Why Oxfam Should Drop Scarlett Johansson For Her Pro-SodaStream Stance
As an ambassador for the group that opposes Israeli occupation, how can she cut ads for a company with a bottling plant in a Jewish settlement in the West Bank?
When Scarlett Johansson defended her lucrative endorsement deal with SodaStream, she forfeited any claim to be a champion of human rights and development, a role she has played since 2007 as one of Oxfam’s Global Ambassadors.
SodaStream manufactures its trendy home carbonation machines in Mishor Adumim, an Israeli settlement in the occupied West Bank.
As the international charity itself told Johansson, “Oxfam believes that businesses that operate in settlements further the ongoing poverty and denial of rights of the Palestinian communities that we work to support.
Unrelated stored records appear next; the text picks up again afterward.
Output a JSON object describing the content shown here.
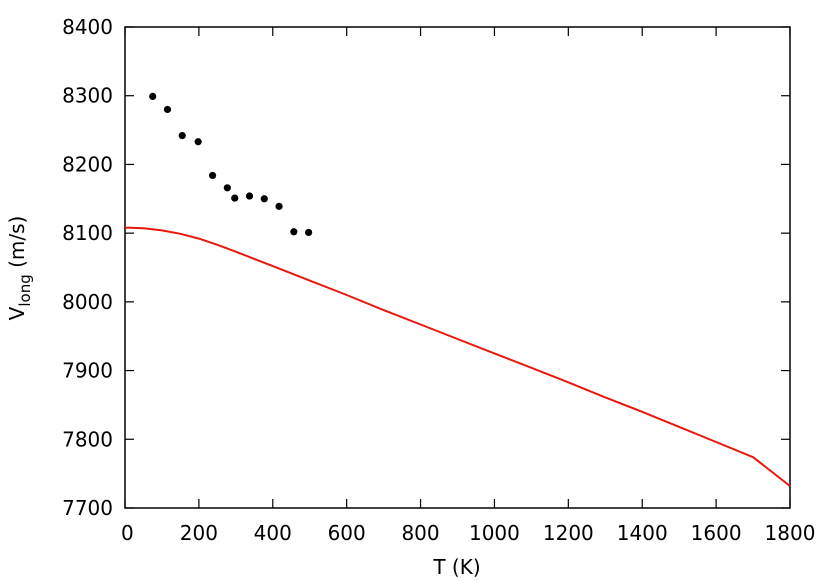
{
  "chart_data": {
    "type": "scatter",
    "title": "",
    "xlabel": "T (K)",
    "ylabel": {
      "main": "V",
      "subscript": "long",
      "unit": " (m/s)"
    },
    "xlim": [
      0,
      1800
    ],
    "ylim": [
      7700,
      8400
    ],
    "xticks": [
      0,
      200,
      400,
      600,
      800,
      1000,
      1200,
      1400,
      1600,
      1800
    ],
    "yticks": [
      7700,
      7800,
      7900,
      8000,
      8100,
      8200,
      8300,
      8400
    ],
    "grid": false,
    "legend": "none",
    "series": [
      {
        "type": "scatter",
        "color": "#000000",
        "points": [
          [
            75,
            8299
          ],
          [
            115,
            8280
          ],
          [
            155,
            8242
          ],
          [
            198,
            8233
          ],
          [
            237,
            8184
          ],
          [
            277,
            8166
          ],
          [
            297,
            8151
          ],
          [
            337,
            8154
          ],
          [
            377,
            8150
          ],
          [
            417,
            8139
          ],
          [
            457,
            8102
          ],
          [
            497,
            8101
          ]
        ]
      },
      {
        "type": "line",
        "color": "#e8190c",
        "points": [
          [
            0,
            8108
          ],
          [
            50,
            8107
          ],
          [
            100,
            8104
          ],
          [
            150,
            8099
          ],
          [
            200,
            8092
          ],
          [
            250,
            8083
          ],
          [
            300,
            8073
          ],
          [
            400,
            8052
          ],
          [
            500,
            8031
          ],
          [
            600,
            8010
          ],
          [
            700,
            7988
          ],
          [
            800,
            7967
          ],
          [
            900,
            7946
          ],
          [
            1000,
            7925
          ],
          [
            1100,
            7904
          ],
          [
            1200,
            7883
          ],
          [
            1300,
            7861
          ],
          [
            1400,
            7840
          ],
          [
            1500,
            7818
          ],
          [
            1600,
            7796
          ],
          [
            1700,
            7774
          ],
          [
            1800,
            7732
          ]
        ]
      }
    ]
  }
}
Oxfam is opposed to all trade from Israeli settlements, which are illegal under international law.”
But the Hollywood star brushed this off, repeating SodaStream’s talking points that the factory represents an example of “economic cooperation and social interaction between a democratic Israel and Palestine.”
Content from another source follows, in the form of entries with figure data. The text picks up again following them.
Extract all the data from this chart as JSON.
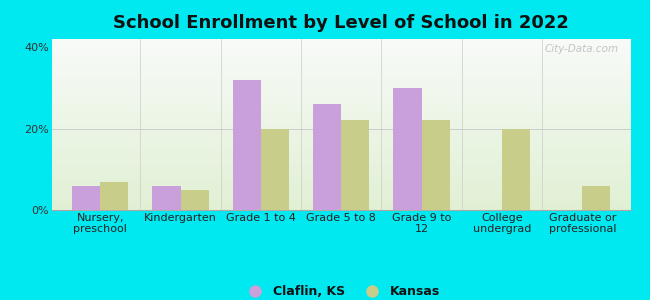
{
  "title": "School Enrollment by Level of School in 2022",
  "categories": [
    "Nursery,\npreschool",
    "Kindergarten",
    "Grade 1 to 4",
    "Grade 5 to 8",
    "Grade 9 to\n12",
    "College\nundergrad",
    "Graduate or\nprofessional"
  ],
  "claflin_values": [
    6,
    6,
    32,
    26,
    30,
    0,
    0
  ],
  "kansas_values": [
    7,
    5,
    20,
    22,
    22,
    20,
    6
  ],
  "claflin_color": "#c9a0dc",
  "kansas_color": "#c8cd8a",
  "background_outer": "#00e8f0",
  "ylim": [
    0,
    42
  ],
  "yticks": [
    0,
    20,
    40
  ],
  "ytick_labels": [
    "0%",
    "20%",
    "40%"
  ],
  "bar_width": 0.35,
  "legend_labels": [
    "Claflin, KS",
    "Kansas"
  ],
  "watermark": "City-Data.com",
  "title_fontsize": 13,
  "tick_fontsize": 8
}
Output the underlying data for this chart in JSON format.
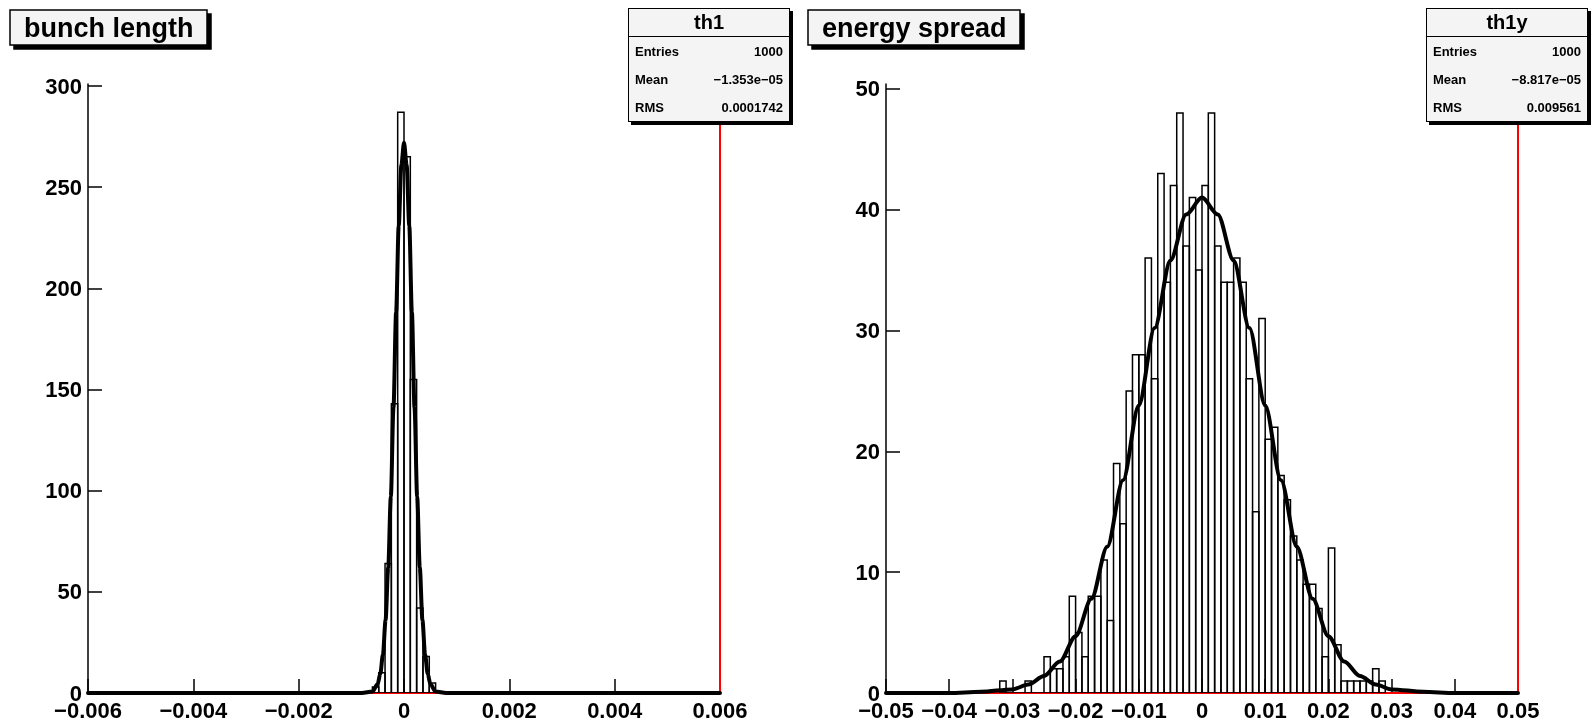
{
  "chart_data": [
    {
      "type": "histogram",
      "title": "bunch length",
      "color": "#000000",
      "bins": [
        -0.0006,
        -0.00048,
        -0.00036,
        -0.00024,
        -0.00012,
        0,
        0.00012,
        0.00024,
        0.00036,
        0.00048,
        0.0006
      ],
      "values": [
        3,
        10,
        64,
        143,
        287,
        265,
        155,
        42,
        18,
        5
      ],
      "series": [
        {
          "type": "line",
          "color": "#000000",
          "x": [
            -0.006,
            -0.0008,
            -0.0006,
            -0.0005,
            -0.00045,
            -0.0004,
            -0.00035,
            -0.0003,
            -0.00025,
            -0.0002,
            -0.00015,
            -0.0001,
            -5e-05,
            0,
            5e-05,
            0.0001,
            0.00015,
            0.0002,
            0.00025,
            0.0003,
            0.00035,
            0.0004,
            0.00045,
            0.0005,
            0.0006,
            0.0008,
            0.006
          ],
          "values": [
            0,
            0,
            0.7,
            4.4,
            9.5,
            19,
            36,
            62,
            97,
            141,
            188,
            231,
            261,
            272,
            261,
            231,
            188,
            141,
            97,
            62,
            36,
            19,
            9.5,
            4.4,
            0.7,
            0,
            0
          ]
        }
      ],
      "xlim": [
        -0.006,
        0.006
      ],
      "xticks": [
        {
          "value": -0.006,
          "label": "−0.006"
        },
        {
          "value": -0.004,
          "label": "−0.004"
        },
        {
          "value": -0.002,
          "label": "−0.002"
        },
        0,
        0.002,
        0.004,
        0.006
      ],
      "ylim": [
        0,
        301
      ],
      "yticks": [
        0,
        50,
        100,
        150,
        200,
        250,
        300
      ],
      "ref_lines": [
        {
          "axis": "y",
          "value": 0,
          "color": "#ff0000"
        },
        {
          "axis": "x",
          "value": 0.006,
          "color": "#ff0000"
        }
      ],
      "annotations": [
        "th1",
        "Entries",
        "1000",
        "Mean",
        "−1.353e−05",
        "RMS",
        "0.0001742"
      ]
    },
    {
      "type": "histogram",
      "title": "energy spread",
      "color": "#000000",
      "bins": [
        -0.032,
        -0.031,
        -0.03,
        -0.029,
        -0.028,
        -0.027,
        -0.026,
        -0.025,
        -0.024,
        -0.023,
        -0.022,
        -0.021,
        -0.02,
        -0.019,
        -0.018,
        -0.017,
        -0.016,
        -0.015,
        -0.014,
        -0.013,
        -0.012,
        -0.011,
        -0.01,
        -0.009,
        -0.008,
        -0.007,
        -0.006,
        -0.005,
        -0.004,
        -0.003,
        -0.002,
        -0.001,
        0,
        0.001,
        0.002,
        0.003,
        0.004,
        0.005,
        0.006,
        0.007,
        0.008,
        0.009,
        0.01,
        0.011,
        0.012,
        0.013,
        0.014,
        0.015,
        0.016,
        0.017,
        0.018,
        0.019,
        0.02,
        0.021,
        0.022,
        0.023,
        0.024,
        0.025,
        0.026,
        0.027,
        0.028,
        0.029
      ],
      "values": [
        1,
        0,
        0,
        0,
        1,
        0,
        0,
        3,
        2,
        2,
        3,
        8,
        5,
        3,
        8,
        8,
        11,
        6,
        19,
        14,
        25,
        28,
        28,
        36,
        26,
        43,
        34,
        42,
        48,
        37,
        41,
        35,
        42,
        48,
        37,
        34,
        34,
        36,
        34,
        26,
        15,
        31,
        21,
        22,
        18,
        16,
        13,
        11,
        9,
        9,
        7,
        3,
        12,
        4,
        1,
        1,
        1,
        1,
        1,
        2,
        1
      ],
      "series": [
        {
          "type": "line",
          "color": "#000000",
          "x": [
            -0.05,
            -0.04,
            -0.035,
            -0.03,
            -0.0275,
            -0.025,
            -0.0225,
            -0.02,
            -0.0175,
            -0.015,
            -0.0125,
            -0.01,
            -0.0075,
            -0.005,
            -0.0025,
            0,
            0.0025,
            0.005,
            0.0075,
            0.01,
            0.0125,
            0.015,
            0.0175,
            0.02,
            0.0225,
            0.025,
            0.0275,
            0.03,
            0.035,
            0.04,
            0.05
          ],
          "values": [
            0,
            0,
            0.1,
            0.3,
            0.7,
            1.4,
            2.6,
            4.7,
            7.8,
            12.1,
            17.6,
            23.8,
            30.2,
            35.8,
            39.6,
            41,
            39.6,
            35.8,
            30.2,
            23.8,
            17.6,
            12.1,
            7.8,
            4.7,
            2.6,
            1.4,
            0.7,
            0.3,
            0.1,
            0,
            0
          ]
        }
      ],
      "xlim": [
        -0.05,
        0.05
      ],
      "xticks": [
        {
          "value": -0.05,
          "label": "−0.05"
        },
        {
          "value": -0.04,
          "label": "−0.04"
        },
        {
          "value": -0.03,
          "label": "−0.03"
        },
        {
          "value": -0.02,
          "label": "−0.02"
        },
        {
          "value": -0.01,
          "label": "−0.01"
        },
        0,
        0.01,
        0.02,
        0.03,
        0.04,
        0.05
      ],
      "ylim": [
        0,
        50.4
      ],
      "yticks": [
        0,
        10,
        20,
        30,
        40,
        50
      ],
      "ref_lines": [
        {
          "axis": "y",
          "value": 0,
          "color": "#ff0000"
        },
        {
          "axis": "x",
          "value": 0.05,
          "color": "#ff0000"
        }
      ],
      "annotations": [
        "th1y",
        "Entries",
        "1000",
        "Mean",
        "−8.817e−05",
        "RMS",
        "0.009561"
      ]
    }
  ]
}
Johansson has made her stance crystal clear: she is on the side of Israeli settlement and occupation—a decision that might have been a little easier for her given how much SodaStream is padding her bank account.
But what’s astonishing is Oxfam’s refusal to dissociate itself from Johansson. Oxfam runs a number of projects with Palestinians in the West Bank and Gaza Strip, and its credibility as a voice for human rights is now at stake.
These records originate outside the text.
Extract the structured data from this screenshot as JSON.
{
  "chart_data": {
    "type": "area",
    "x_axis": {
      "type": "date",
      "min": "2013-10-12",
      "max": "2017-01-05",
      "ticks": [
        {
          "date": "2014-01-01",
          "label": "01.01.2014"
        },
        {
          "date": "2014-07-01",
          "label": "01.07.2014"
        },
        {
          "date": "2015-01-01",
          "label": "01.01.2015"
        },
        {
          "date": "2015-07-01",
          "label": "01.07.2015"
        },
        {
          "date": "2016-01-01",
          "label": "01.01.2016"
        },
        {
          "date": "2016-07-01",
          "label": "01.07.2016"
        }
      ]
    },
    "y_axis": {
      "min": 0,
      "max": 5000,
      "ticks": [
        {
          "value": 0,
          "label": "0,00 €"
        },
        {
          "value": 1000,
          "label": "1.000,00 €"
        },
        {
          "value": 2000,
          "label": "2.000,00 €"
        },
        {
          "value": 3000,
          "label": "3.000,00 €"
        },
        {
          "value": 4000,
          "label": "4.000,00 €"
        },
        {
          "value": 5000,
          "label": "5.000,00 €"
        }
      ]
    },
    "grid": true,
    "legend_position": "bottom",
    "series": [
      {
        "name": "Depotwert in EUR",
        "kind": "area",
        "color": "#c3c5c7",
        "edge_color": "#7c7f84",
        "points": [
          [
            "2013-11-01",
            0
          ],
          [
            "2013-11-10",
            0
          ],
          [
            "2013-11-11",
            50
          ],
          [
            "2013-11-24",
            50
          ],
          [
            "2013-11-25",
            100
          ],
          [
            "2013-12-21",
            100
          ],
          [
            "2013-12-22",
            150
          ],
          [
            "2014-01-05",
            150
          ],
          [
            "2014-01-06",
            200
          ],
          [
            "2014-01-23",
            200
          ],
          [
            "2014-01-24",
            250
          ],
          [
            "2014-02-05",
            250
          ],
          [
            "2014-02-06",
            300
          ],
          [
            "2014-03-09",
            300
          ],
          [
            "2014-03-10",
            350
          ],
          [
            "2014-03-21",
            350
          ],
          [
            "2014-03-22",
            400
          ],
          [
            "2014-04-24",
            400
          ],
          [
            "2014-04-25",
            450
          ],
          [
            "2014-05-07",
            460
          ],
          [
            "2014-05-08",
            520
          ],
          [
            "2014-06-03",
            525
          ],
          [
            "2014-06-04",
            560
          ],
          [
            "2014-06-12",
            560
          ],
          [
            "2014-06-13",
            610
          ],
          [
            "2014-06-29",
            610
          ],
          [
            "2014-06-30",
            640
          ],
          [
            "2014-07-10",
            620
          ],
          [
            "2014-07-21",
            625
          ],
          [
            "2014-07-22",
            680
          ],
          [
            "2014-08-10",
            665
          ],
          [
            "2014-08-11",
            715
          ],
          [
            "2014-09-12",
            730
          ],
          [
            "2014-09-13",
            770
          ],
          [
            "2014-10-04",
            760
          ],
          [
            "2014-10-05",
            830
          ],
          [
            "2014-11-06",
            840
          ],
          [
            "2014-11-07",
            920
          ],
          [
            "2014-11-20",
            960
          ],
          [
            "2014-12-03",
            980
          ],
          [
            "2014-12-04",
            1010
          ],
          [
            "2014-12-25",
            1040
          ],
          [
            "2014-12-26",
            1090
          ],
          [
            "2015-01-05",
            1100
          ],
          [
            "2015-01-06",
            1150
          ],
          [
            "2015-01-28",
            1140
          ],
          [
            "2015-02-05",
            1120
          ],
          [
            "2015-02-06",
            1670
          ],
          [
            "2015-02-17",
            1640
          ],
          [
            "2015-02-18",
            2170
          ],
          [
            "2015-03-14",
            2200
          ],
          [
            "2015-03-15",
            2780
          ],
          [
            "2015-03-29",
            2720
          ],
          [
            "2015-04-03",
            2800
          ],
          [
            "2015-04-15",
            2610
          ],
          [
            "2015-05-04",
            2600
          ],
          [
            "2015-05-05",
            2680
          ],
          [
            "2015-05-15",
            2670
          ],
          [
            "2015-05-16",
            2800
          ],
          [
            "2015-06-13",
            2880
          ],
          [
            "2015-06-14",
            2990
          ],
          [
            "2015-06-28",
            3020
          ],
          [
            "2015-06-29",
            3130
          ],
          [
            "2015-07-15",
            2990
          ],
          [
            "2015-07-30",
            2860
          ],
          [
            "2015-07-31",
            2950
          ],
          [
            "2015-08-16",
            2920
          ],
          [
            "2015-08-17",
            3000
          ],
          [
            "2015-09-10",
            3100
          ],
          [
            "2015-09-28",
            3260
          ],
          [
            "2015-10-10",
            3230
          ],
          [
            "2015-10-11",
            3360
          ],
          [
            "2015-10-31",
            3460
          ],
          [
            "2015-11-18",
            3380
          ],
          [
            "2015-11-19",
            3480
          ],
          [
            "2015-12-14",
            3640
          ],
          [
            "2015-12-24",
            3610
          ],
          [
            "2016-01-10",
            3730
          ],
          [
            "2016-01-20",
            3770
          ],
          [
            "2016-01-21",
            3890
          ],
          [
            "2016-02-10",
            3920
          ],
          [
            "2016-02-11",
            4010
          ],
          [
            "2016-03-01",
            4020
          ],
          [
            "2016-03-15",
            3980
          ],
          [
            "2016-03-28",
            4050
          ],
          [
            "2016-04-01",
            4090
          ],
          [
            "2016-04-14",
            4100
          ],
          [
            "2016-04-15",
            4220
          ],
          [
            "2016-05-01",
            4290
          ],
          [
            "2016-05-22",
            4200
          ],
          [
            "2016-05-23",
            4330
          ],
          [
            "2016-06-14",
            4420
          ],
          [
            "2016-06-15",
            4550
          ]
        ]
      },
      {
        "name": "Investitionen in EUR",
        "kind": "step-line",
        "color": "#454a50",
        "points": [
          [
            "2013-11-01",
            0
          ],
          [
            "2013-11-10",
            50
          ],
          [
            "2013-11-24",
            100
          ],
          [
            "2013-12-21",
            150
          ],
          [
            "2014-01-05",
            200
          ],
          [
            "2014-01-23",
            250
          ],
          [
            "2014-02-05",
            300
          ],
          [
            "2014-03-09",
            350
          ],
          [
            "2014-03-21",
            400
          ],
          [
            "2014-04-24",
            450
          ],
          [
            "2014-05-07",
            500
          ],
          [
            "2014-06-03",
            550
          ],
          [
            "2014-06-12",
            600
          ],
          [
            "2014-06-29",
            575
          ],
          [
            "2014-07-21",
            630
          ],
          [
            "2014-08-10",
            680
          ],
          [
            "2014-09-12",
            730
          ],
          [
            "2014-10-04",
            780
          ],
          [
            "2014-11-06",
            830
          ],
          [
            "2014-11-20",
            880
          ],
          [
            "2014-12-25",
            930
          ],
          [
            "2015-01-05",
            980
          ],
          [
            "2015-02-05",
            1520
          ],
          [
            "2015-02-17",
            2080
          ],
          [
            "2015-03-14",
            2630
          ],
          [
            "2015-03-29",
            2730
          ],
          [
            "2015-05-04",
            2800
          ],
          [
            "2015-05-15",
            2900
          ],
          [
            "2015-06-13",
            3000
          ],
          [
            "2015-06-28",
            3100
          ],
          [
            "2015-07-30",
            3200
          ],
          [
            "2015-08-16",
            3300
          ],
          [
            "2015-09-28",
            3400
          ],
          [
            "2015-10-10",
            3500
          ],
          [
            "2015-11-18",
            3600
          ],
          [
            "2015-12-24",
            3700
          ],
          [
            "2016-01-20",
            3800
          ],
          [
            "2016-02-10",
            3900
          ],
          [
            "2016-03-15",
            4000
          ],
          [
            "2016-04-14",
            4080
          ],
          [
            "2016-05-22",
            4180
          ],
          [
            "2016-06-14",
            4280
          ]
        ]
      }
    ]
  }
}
A large coalition of Palestinian civil society groups is now calling on Oxfam to sever ties with her “immediately.” Hubert Murray, the grandson and grand-nephew, of two of Oxfam’s founders, has urged the charity to dissociate from Johansson, calling her an “ambassador of oppression.” And KQED, northern California’s public broadcaster, announced last week that it would stop giving away SodaStream machines as premium gifts to donors because “the controversy” surrounding the company “would undermine the spirit of our impartiality and unbiased mission.”
But so far, Oxfam just won’t let Johansson—SodaStream’s brand ambassador—go. It’s time for the charity to take a stand: will it throw Palestinian rights and international law under the bus to stick with a discredited celebrity at any cost, or will it demonstrate that it still stands by its principles?
If Johansson is forced to back down, or Oxfam removes her as an ambassador, it will put other celebrities and companies on notice that there is a high reputational and likely a financial cost to ignoring Palestinian rights.
That, not Johansson’s shilling for SodaStream, will truly bring us a step closer to justice and peace.